Exeter IT users
Why this statement is required
The University is committed to safeguarding your privacy and personal data at all times and it is important we are able to demonstrate how we achieve this.
This statement has been produced to support the University’s commitment to protecting your privacy and personal data and you are encouraged to also read the Data Protection policy and Privacy and Personal Data policy.
Within the University of Exeter, there are numerous supported IT systems that process personal data. As Exeter IT are required to supply and support IT systems this means that our staff may, from time to time be exposed to datasets that contain personal data.
There are other departments around the University that process your personal data as well. These would include Professional Services (HR, Finance etc), Library Services, Student Information Desk, Admissions, Colleges etc. They also are required to ensure that any processing of your data is carried out in a lawful manner and in line with the requirements set out in the new General Data Protection Policy which came into force on 25 May 2018.
In order to ensure your data is being protected, Exeter IT supported systems data is regularly backed up. Backups of IT supported systems are stored in three data centres, all within the South West of England and have a variety of access control measures.
Supported IT systems also have technical security controls in place such as secure networks, firewalls, routers, full disk encryption on laptops, malware protections and all this is supported with policies and procedures.
Although some IT solutions are designed in-house, we more regularly buy off-the-shelf solutions.

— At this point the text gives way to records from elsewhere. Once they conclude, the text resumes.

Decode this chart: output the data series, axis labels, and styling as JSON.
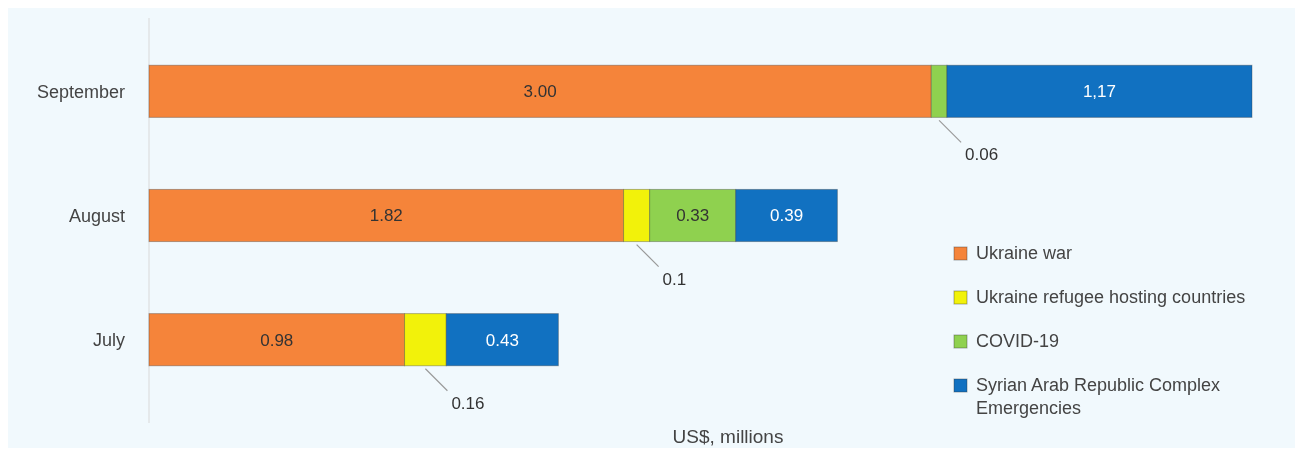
{
  "chart_data": {
    "type": "bar",
    "orientation": "horizontal",
    "stacked": true,
    "xlabel": "US$, millions",
    "categories": [
      "September",
      "August",
      "July"
    ],
    "legend": "right",
    "series": [
      {
        "name": "Ukraine war",
        "color": "#f5843a",
        "values": [
          3.0,
          1.82,
          0.98
        ],
        "value_labels": [
          "3.00",
          "1.82",
          "0.98"
        ]
      },
      {
        "name": "Ukraine refugee hosting countries",
        "color": "#f2f20a",
        "values": [
          null,
          0.1,
          0.16
        ],
        "value_labels": [
          null,
          "0.1",
          "0.16"
        ]
      },
      {
        "name": "COVID-19",
        "color": "#8fd14f",
        "values": [
          0.06,
          0.33,
          null
        ],
        "value_labels": [
          "0.06",
          "0.33",
          null
        ]
      },
      {
        "name": "Syrian Arab Republic Complex Emergencies",
        "color": "#1171c1",
        "values": [
          1.17,
          0.39,
          0.43
        ],
        "value_labels": [
          "1,17",
          "0.39",
          "0.43"
        ]
      }
    ]
  }
}
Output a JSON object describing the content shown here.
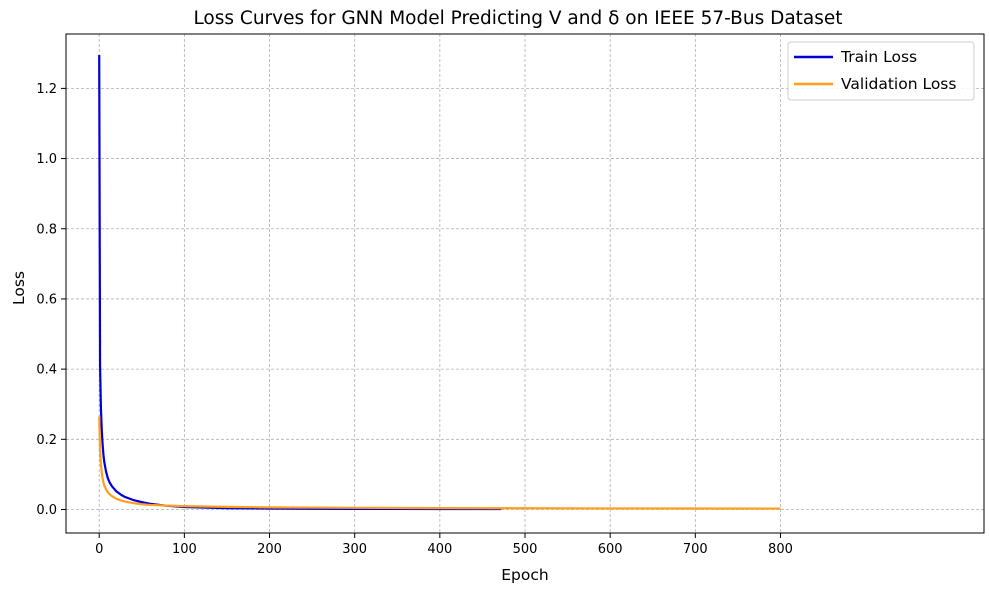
{
  "chart_data": {
    "type": "line",
    "title": "Loss Curves for GNN Model Predicting V and δ on IEEE 57-Bus Dataset",
    "xlabel": "Epoch",
    "ylabel": "Loss",
    "xlim": [
      -39,
      1039
    ],
    "ylim": [
      -0.067,
      1.355
    ],
    "xticks": [
      0,
      100,
      200,
      300,
      400,
      500,
      600,
      700,
      800
    ],
    "yticks": [
      0.0,
      0.2,
      0.4,
      0.6,
      0.8,
      1.0,
      1.2
    ],
    "xtick_labels": [
      "0",
      "100",
      "200",
      "300",
      "400",
      "500",
      "600",
      "700",
      "800"
    ],
    "ytick_labels": [
      "0.0",
      "0.2",
      "0.4",
      "0.6",
      "0.8",
      "1.0",
      "1.2"
    ],
    "grid": true,
    "legend_position": "top-right",
    "series": [
      {
        "name": "Train Loss",
        "color": "#0000dd",
        "x": [
          0,
          1,
          2,
          3,
          4,
          5,
          6,
          8,
          10,
          12,
          15,
          20,
          25,
          30,
          40,
          50,
          60,
          80,
          100,
          150,
          200,
          250,
          300,
          350,
          400,
          450,
          472
        ],
        "y": [
          1.295,
          0.41,
          0.29,
          0.225,
          0.185,
          0.155,
          0.135,
          0.108,
          0.09,
          0.078,
          0.066,
          0.052,
          0.043,
          0.036,
          0.027,
          0.021,
          0.016,
          0.0105,
          0.007,
          0.004,
          0.0028,
          0.0022,
          0.0018,
          0.0016,
          0.0014,
          0.0012,
          0.0012
        ]
      },
      {
        "name": "Validation Loss",
        "color": "#ff9f1c",
        "x": [
          0,
          1,
          2,
          3,
          4,
          5,
          6,
          8,
          10,
          12,
          15,
          20,
          25,
          30,
          40,
          50,
          60,
          80,
          100,
          150,
          200,
          300,
          400,
          500,
          600,
          700,
          800
        ],
        "y": [
          0.265,
          0.17,
          0.13,
          0.105,
          0.088,
          0.077,
          0.068,
          0.057,
          0.049,
          0.044,
          0.038,
          0.031,
          0.026,
          0.023,
          0.018,
          0.015,
          0.013,
          0.011,
          0.0095,
          0.0075,
          0.006,
          0.0048,
          0.004,
          0.0035,
          0.003,
          0.0028,
          0.0026
        ]
      }
    ]
  }
}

We also makes use of Cloud services, and we ensure our suppliers are accredited to industry standards such as
- SOC1,2 or 3
- PCI DSS
- Privacy Shield
- HIPAA regulation
Every effort is taken to try and use third parties suppliers within the boundaries of the European Economic Area (EEA) to ensure the Data Protection rights of individuals. However, there may occasions where the system is supplied by an organisation that is outside of the EEA. If this is the case, you will be notified accordingly and maybe asked to give consent for your personal data to be used and processed outside of the EEA.